For Boris Johnson, there was only one politician he could trust to lend a sympathetic ear after the most traumatic day of his career.
So the first thing he did after resigning outside No10 was to call Volodymyr Zelensky.
In a chat described as “intimate”, he assured the Ukraine leader of Britain’s “unwavering cross-party support” and said: “You’re a hero. Everybody in the UK loves you.”
The president insisted: “No, you are the hero, Boris. Everybody in Ukraine loves you, too.”
Quick as a flash, the PM replied: “Not in London, they don’t, sadly.”
The two men, speaking in their bunkers 1,500 miles apart, were able to raise a wry smile.
The PM then marked the end of his reign with another party — this one entirely above board.
He summoned 20 members of staff into his “den” for a glass of champagne and some coronation chicken sandwiches.
In a week of political psychodrama, the PM faced so many resignations he almost had to resort to replacing them with MPs accused of being sex pests.
At one stage he likened himself to the Japanese soldier who refused to surrender for three decades after the war had ended.
And senior civil servants were so concerned Mr Johnson would call an election that they rang Buckingham Palace to raise the alarm.
Perhaps a drink with staff was the most fitting way to mark the end the most dramatic 48 hours in a Premiership dogged by revelations of lockdown-busting parties.
Loyal staff were in tears as the PM raised a glass to them all — before telling them to stop or he’d be “getting the onion out” himself.
It began on Tuesday night when Chancellor Rishi Sunak and Health Secretary Sajid Javid quit — triggering a fresh wave of resignations.
Throughout the evening, senior MPs trooped through the famous black door on No10 Downing Street to tell Mr Johnson the game was up.

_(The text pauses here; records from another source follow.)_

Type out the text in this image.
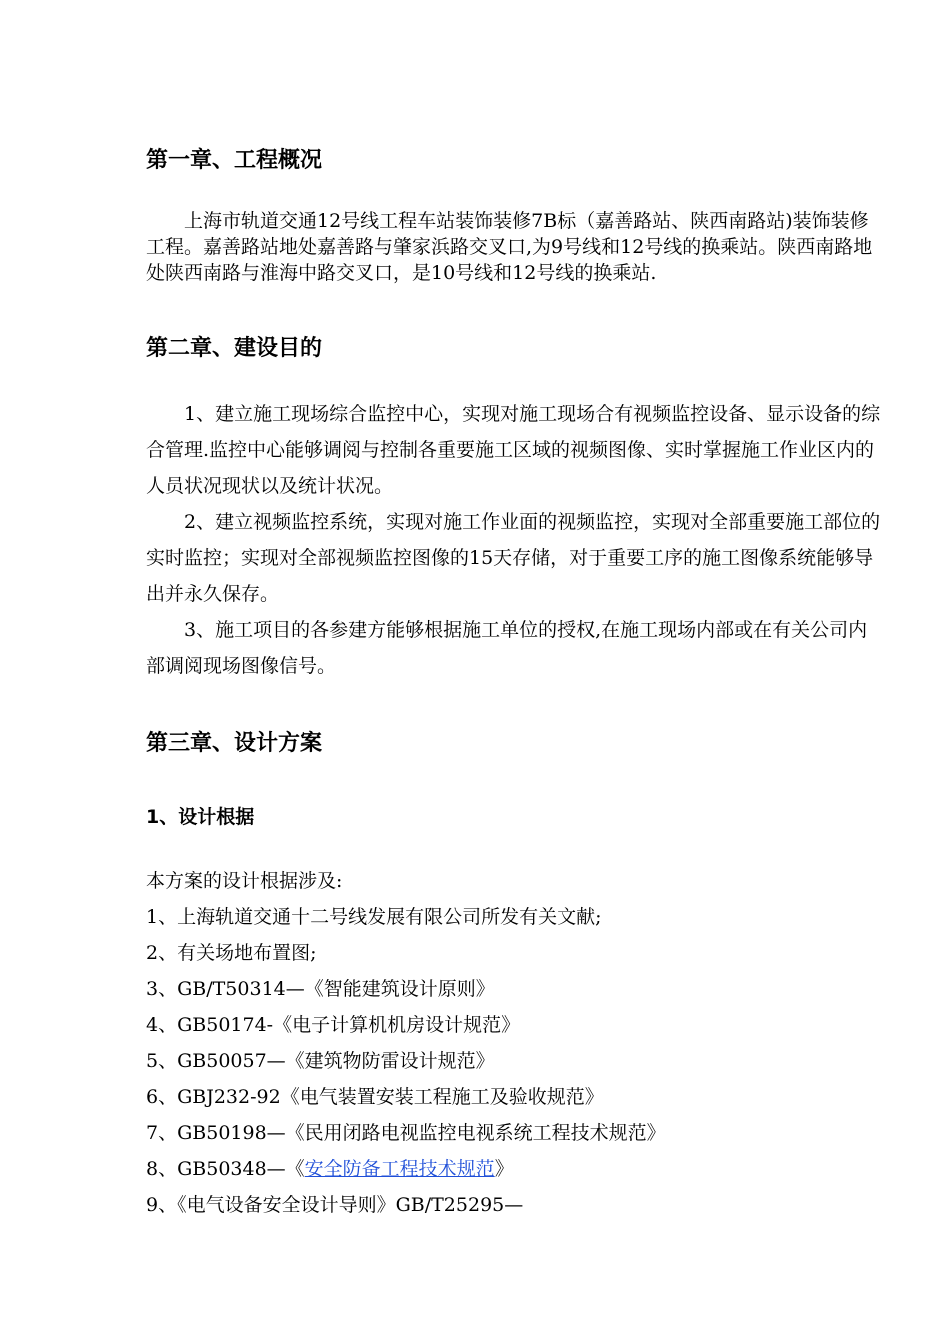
第一章、工程概况

上海市轨道交通12号线工程车站装饰装修7B标（嘉善路站、陕西南路站)装饰装修工程。嘉善路站地处嘉善路与肇家浜路交叉口,为9号线和12号线的换乘站。陕西南路地处陕西南路与淮海中路交叉口，是10号线和12号线的换乘站.

第二章、建设目的

1、建立施工现场综合监控中心，实现对施工现场合有视频监控设备、显示设备的综合管理.监控中心能够调阅与控制各重要施工区域的视频图像、实时掌握施工作业区内的人员状况现状以及统计状况。

2、建立视频监控系统，实现对施工作业面的视频监控，实现对全部重要施工部位的实时监控；实现对全部视频监控图像的15天存储，对于重要工序的施工图像系统能够导出并永久保存。

3、施工项目的各参建方能够根据施工单位的授权,在施工现场内部或在有关公司内部调阅现场图像信号。

第三章、设计方案
1、设计根据
本方案的设计根据涉及:
1、上海轨道交通十二号线发展有限公司所发有关文献;
2、有关场地布置图;
3、GB/T50314—《智能建筑设计原则》
4、GB50174-《电子计算机机房设计规范》
5、GB50057—《建筑物防雷设计规范》
6、GBJ232-92《电气装置安装工程施工及验收规范》
7、GB50198—《民用闭路电视监控电视系统工程技术规范》
8、GB50348—《安全防备工程技术规范》
9、《电气设备安全设计导则》GB/T25295—
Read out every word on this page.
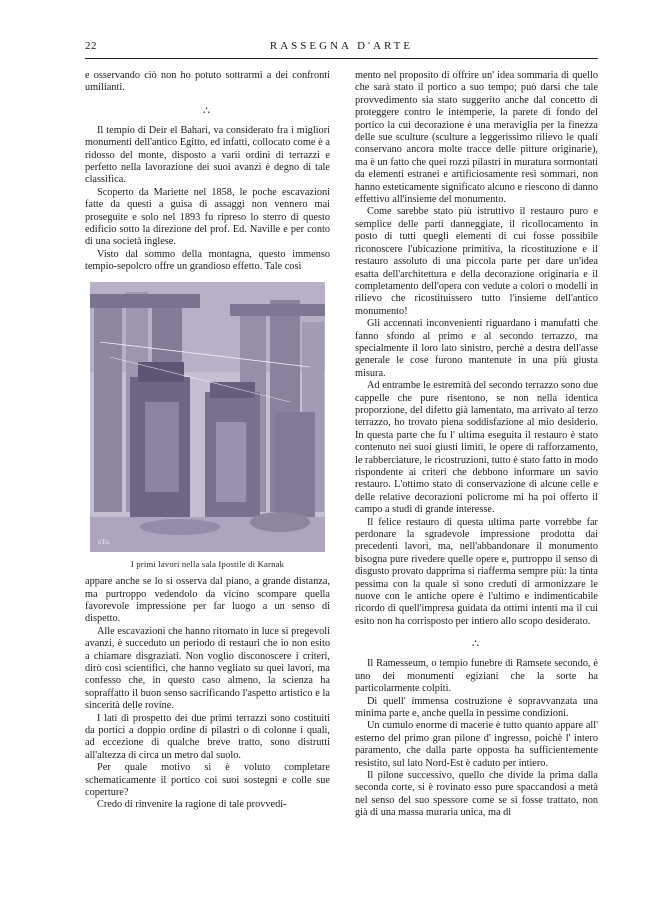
22	RASSEGNA D'ARTE

e osservando ciò non ho potuto sottrarmi a dei confronti umilianti.

∴

Il tempio di Deir el Bahari, va considerato fra i migliori monumenti dell'antico Egitto, ed infatti, collocato come è a ridosso del monte, disposto a varii ordini di terrazzi e perfetto nella lavorazione dei suoi avanzi è degno di tale classifica.

Scoperto da Mariette nel 1858, le poche escavazioni fatte da questi a guisa di assaggi non vennero mai proseguite e solo nel 1893 fu ripreso lo sterro di questo edificio sotto la direzione del prof. Ed. Naville e per conto di una società inglese.

Visto dal sommo della montagna, questo immenso tempio-sepolcro offre un grandioso effetto. Tale così

nTo.
I primi lavori nella sala Ipostile di Karnak

appare anche se lo si osserva dal piano, a grande distanza, ma purtroppo vedendolo da vicino scompare quella favorevole impressione per far luogo a un senso di dispetto.

Alle escavazioni che hanno ritornato in luce si pregevoli avanzi, è succeduto un periodo di restauri che io non esito a chiamare disgraziati. Non voglio disconoscere i criteri, dirò così scientifici, che hanno vegliato su quei lavori, ma confesso che, in questo caso almeno, la scienza ha sopraffatto il buon senso sacrificando l'aspetto artistico e la sincerità delle rovine.

I lati di prospetto dei due primi terrazzi sono costituiti da portici a doppio ordine di pilastri o di colonne i quali, ad eccezione di qualche breve tratto, sono distrutti all'altezza di circa un metro dal suolo.

Per quale motivo si è voluto completare schematicamente il portico coi suoi sostegni e colle sue coperture?

Credo di rinvenire la ragione di tale provvedi-

mento nel proposito di offrire un' idea sommaria di quello che sarà stato il portico a suo tempo; può darsi che tale provvedimento sia stato suggerito anche dal concetto di proteggere contro le intemperie, la parete di fondo del portico la cui decorazione è una meraviglia per la finezza delle sue sculture (sculture a leggerissimo rilievo le quali conservano ancora molte tracce delle pitture originarie), ma è un fatto che quei rozzi pilastri in muratura sormontati da elementi estranei e artificiosamente resi sommari, non hanno esteticamente significato alcuno e riescono di danno effettivo all'insieme del monumento.

Come sarebbe stato più istruttivo il restauro puro e semplice delle parti danneggiate, il ricollocamento in posto di tutti quegli elementi di cui fosse possibile riconoscere l'ubicazione primitiva, la ricostituzione e il restauro assoluto di una piccola parte per dare un'idea esatta dell'architettura e della decorazione originaria e il completamento dell'opera con vedute a colori o modelli in rilievo che ricostituissero tutto l'insieme dell'antico monumento!

Gli accennati inconvenienti riguardano i manufatti che fanno sfondo al primo e al secondo terrazzo, ma specialmente il loro lato sinistro, perchè a destra dell'asse generale le cose furono mantenute in una più giusta misura.

Ad entrambe le estremità del secondo terrazzo sono due cappelle che pure risentono, se non nella identica proporzione, del difetto già lamentato, ma arrivato al terzo terrazzo, ho trovato piena soddisfazione al mio desiderio. In questa parte che fu l' ultima eseguita il restauro è stato contenuto nei suoi giusti limiti, le opere di rafforzamento, le rabberciature, le ricostruzioni, tutto è stato fatto in modo rispondente ai criteri che debbono informare un savio restauro. L'ottimo stato di conservazione di alcune celle e delle relative decorazioni policrome mi ha poi offerto il campo a studi di grande interesse.

Il felice restauro di questa ultima parte vorrebbe far perdonare la sgradevole impressione prodotta dai precedenti lavori, ma, nell'abbandonare il monumento bisogna pure rivedere quelle opere e, purtroppo il senso di disgusto provato dapprima si riafferma sempre più: la tinta pessima con la quale si sono creduti di armonizzare le nuove con le antiche opere è l'ultimo e indimenticabile ricordo di quell'impresa guidata da ottimi intenti ma il cui esito non ha corrisposto per intiero allo scopo desiderato.

∴

Il Ramesseum, o tempio funebre di Ramsete secondo, è uno dei monumenti egiziani che la sorte ha particolarmente colpiti.

Di quell' immensa costruzione è sopravvanzata una minima parte e, anche quella in pessime condizioni.

Un cumulo enorme di macerie è tutto quanto appare all' esterno del primo gran pilone d' ingresso, poichè l' intero paramento, che dalla parte opposta ha sufficientemente resistito, sul lato Nord-Est è caduto per intiero.

Il pilone successivo, quello che divide la prima dalla seconda corte, si è rovinato esso pure spaccandosi a metà nel senso del suo spessore come se si fosse trattato, non già di una massa muraria unica, ma di
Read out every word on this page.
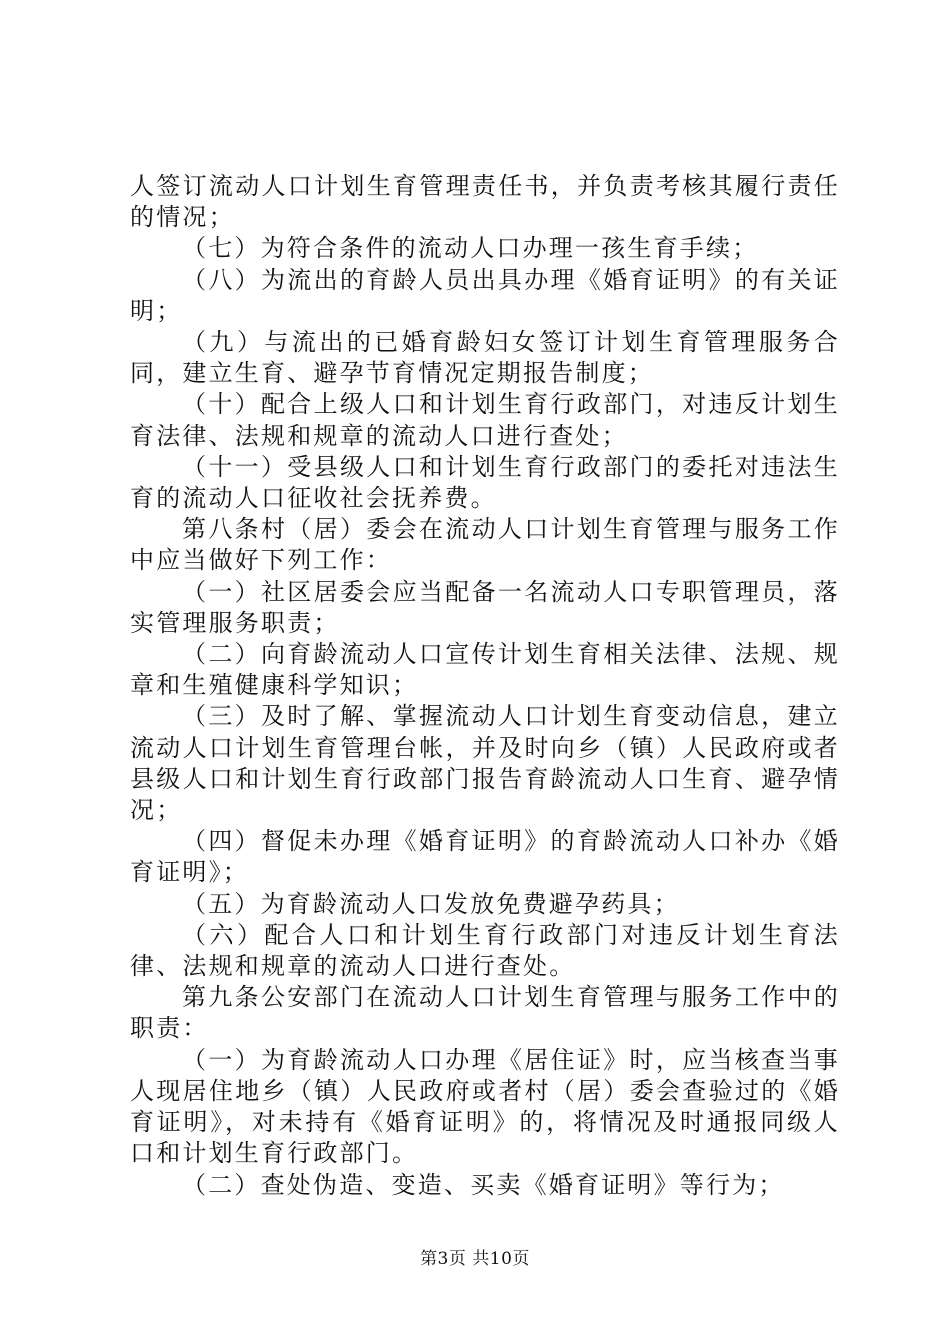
人签订流动人口计划生育管理责任书，并负责考核其履行责任的情况；

（七）为符合条件的流动人口办理一孩生育手续；

（八）为流出的育龄人员出具办理《婚育证明》的有关证明；

（九）与流出的已婚育龄妇女签订计划生育管理服务合同，建立生育、避孕节育情况定期报告制度；

（十）配合上级人口和计划生育行政部门，对违反计划生育法律、法规和规章的流动人口进行查处；

（十一）受县级人口和计划生育行政部门的委托对违法生育的流动人口征收社会抚养费。

第八条村（居）委会在流动人口计划生育管理与服务工作中应当做好下列工作：

（一）社区居委会应当配备一名流动人口专职管理员，落实管理服务职责；

（二）向育龄流动人口宣传计划生育相关法律、法规、规章和生殖健康科学知识；

（三）及时了解、掌握流动人口计划生育变动信息，建立流动人口计划生育管理台帐，并及时向乡（镇）人民政府或者县级人口和计划生育行政部门报告育龄流动人口生育、避孕情况；

（四）督促未办理《婚育证明》的育龄流动人口补办《婚育证明》；

（五）为育龄流动人口发放免费避孕药具；

（六）配合人口和计划生育行政部门对违反计划生育法律、法规和规章的流动人口进行查处。

第九条公安部门在流动人口计划生育管理与服务工作中的职责：

（一）为育龄流动人口办理《居住证》时，应当核查当事人现居住地乡（镇）人民政府或者村（居）委会查验过的《婚育证明》，对未持有《婚育证明》的，将情况及时通报同级人口和计划生育行政部门。

（二）查处伪造、变造、买卖《婚育证明》等行为；

第3页 共10页
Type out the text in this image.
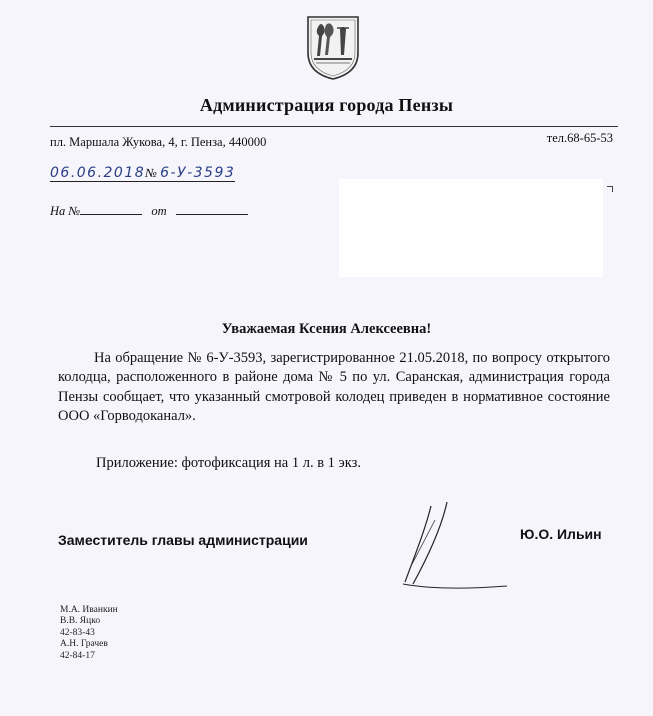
Администрация города Пензы
пл. Маршала Жукова, 4, г. Пенза, 440000	тел.68-65-53
06.06.2018№ 6-У-3593
На №	от
Уважаемая Ксения Алексеевна!
На обращение № 6-У-3593, зарегистрированное 21.05.2018, по вопросу открытого колодца, расположенного в районе дома № 5 по ул. Саранская, администрация города Пензы сообщает, что указанный смотровой колодец приведен в нормативное состояние ООО «Горводоканал».
Приложение: фотофиксация на 1 л. в 1 экз.
Заместитель главы администрации	Ю.О. Ильин
М.А. Иванкин
В.В. Яцко
42-83-43
А.Н. Грачев
42-84-17
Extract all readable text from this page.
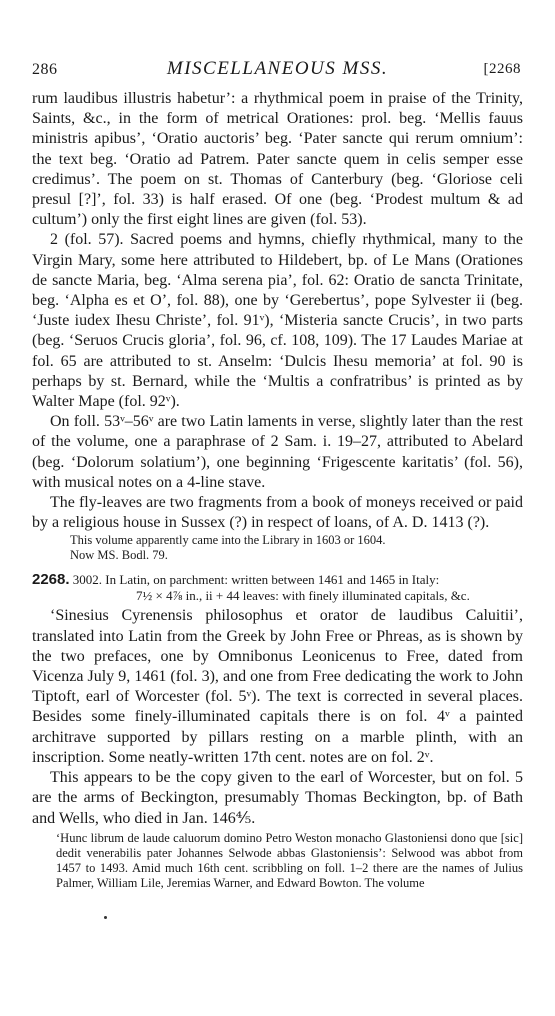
286	MISCELLANEOUS MSS.	[2268

rum laudibus illustris habetur’: a rhythmical poem in praise of the Trinity, Saints, &c., in the form of metrical Orationes: prol. beg. ‘Mellis fauus ministris apibus’, ‘Oratio auctoris’ beg. ‘Pater sancte qui rerum omnium’: the text beg. ‘Oratio ad Patrem. Pater sancte quem in celis semper esse credimus’. The poem on st. Thomas of Canterbury (beg. ‘Gloriose celi presul [?]’, fol. 33) is half erased. Of one (beg. ‘Prodest multum & ad cultum’) only the first eight lines are given (fol. 53).

2 (fol. 57). Sacred poems and hymns, chiefly rhythmical, many to the Virgin Mary, some here attributed to Hildebert, bp. of Le Mans (Orationes de sancte Maria, beg. ‘Alma serena pia’, fol. 62: Oratio de sancta Trinitate, beg. ‘Alpha es et O’, fol. 88), one by ‘Gerebertus’, pope Sylvester ii (beg. ‘Juste iudex Ihesu Christe’, fol. 91ᵛ), ‘Misteria sancte Crucis’, in two parts (beg. ‘Seruos Crucis gloria’, fol. 96, cf. 108, 109). The 17 Laudes Mariae at fol. 65 are attributed to st. Anselm: ‘Dulcis Ihesu memoria’ at fol. 90 is perhaps by st. Bernard, while the ‘Multis a confratribus’ is printed as by Walter Mape (fol. 92ᵛ).

On foll. 53ᵛ–56ᵛ are two Latin laments in verse, slightly later than the rest of the volume, one a paraphrase of 2 Sam. i. 19–27, attributed to Abelard (beg. ‘Dolorum solatium’), one beginning ‘Frigescente karitatis’ (fol. 56), with musical notes on a 4-line stave.

The fly-leaves are two fragments from a book of moneys received or paid by a religious house in Sussex (?) in respect of loans, of A. D. 1413 (?).

This volume apparently came into the Library in 1603 or 1604.

Now MS. Bodl. 79.

2268. 3002. In Latin, on parchment: written between 1461 and 1465 in Italy:
7½ × 4⅞ in., ii + 44 leaves: with finely illuminated capitals, &c.

‘Sinesius Cyrenensis philosophus et orator de laudibus Caluitii’, translated into Latin from the Greek by John Free or Phreas, as is shown by the two prefaces, one by Omnibonus Leonicenus to Free, dated from Vicenza July 9, 1461 (fol. 3), and one from Free dedicating the work to John Tiptoft, earl of Worcester (fol. 5ᵛ). The text is corrected in several places. Besides some finely-illuminated capitals there is on fol. 4ᵛ a painted architrave supported by pillars resting on a marble plinth, with an inscription. Some neatly-written 17th cent. notes are on fol. 2ᵛ.

This appears to be the copy given to the earl of Worcester, but on fol. 5 are the arms of Beckington, presumably Thomas Beckington, bp. of Bath and Wells, who died in Jan. 146⅘.

‘Hunc librum de laude caluorum domino Petro Weston monacho Glastoniensi dono que [sic] dedit venerabilis pater Johannes Selwode abbas Glastoniensis’: Selwood was abbot from 1457 to 1493. Amid much 16th cent. scribbling on foll. 1–2 there are the names of Julius Palmer, William Lile, Jeremias Warner, and Edward Bowton. The volume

Others called in from overseas trips to tell him the same.
His instinct was to carry on fighting. He joked to staff that he was like Japanese soldier Hiroo Onoda, who remained at war for 29 years after his army surrendered to the Allies in 1945.
The PM said defiantly: “We fight on whatever. I have a mandate from 14million people. If anyone quits, we’ll simply replace them.”
Cabinet allies vowed to stand with him. One said: “If you want to fight, we will stand shoulder to shoulder with you.”
Another added: “He was dug in deep without a plan of how he would either win the battle or find a way to surrender.” The PM also clung on because he was determined to stay until at least August 4 — to overtake the three years and 11 days Theresa May was in No10.
An ally said: “He feared she’d be for ever smirking that the man who destroyed her couldn’t hold on to the job as long as her.”
Cabinet Office Minister Michael Gove, who knifed Boris during his 2016 tilt at the leadership, gently and privately advised it was time to surrender — only to be sacked.
One pal said Mr Johnson clung on so long as he deeply regretted throwing in the towel after Mr Gove’s treacherous actions six years ago.
Cabinet Secretary Simon Case was in contact with Buckingham Palace as one ally began pushing for a General Election.
The PM put a stop to it and vowed he would not take such desperate action. But two key visitors that evening were able to persuade him to reconsider.
Sir Graham Brady, chairman of the 1922 backbench committee, met Mr Johnson in the Cabinet room where he spelled out starkly what would happen if he refused to go.
He warned him that a new executive would be voted in on Monday and was likely to change the rules to allow a second confidence vote, which he was certain to lose.
It was better to make a dignified exit, he said, than be unceremoniously dumped. But his advice fell on deaf ears.
Cabinet number cruncher Grant “Spreadsheet” Shapps then trooped in with the information that stopped Boris in his tracks.
The minister, who was just one vote out when he predicted the PM would win the support of 212 MPs during the last challenge, walked in with some sobering facts.
He warned that if a re-run went ahead, as few as 30 MPs would back him in a confidence vote — condemning him to certain and humiliating defeat.
The PM retired to bed, where he discussed his plight with wife Carrie, and woke up to what staff described as a “moment of clarity”.
The decision to resign was made at 6am and he set about writing the speech which was delivered at the lectern outside at 12.30pm.
Mr Johnson, comforted by wife Carrie soon after, had been about to include a dig at social media’s role in his downfall but was persuaded to delete a line suggesting he would have survived if Twitter had been blacked out.
His closest allies were rounded up to line Downing Street for his grand exit — and a box of Cadbury’s Heroes chocolates was waiting on his desk when he returned.
Pals say Mr Johnson won’t be a “back seat driver” when he stands down in the next few weeks.
But they warn he does hope to be a “guardian of his legacy”. One said: “Don’t expect any back bench interventions from Boris — unless anyone dares to take their foot off the pedal when it comes to delivering the benefits of Brexit.”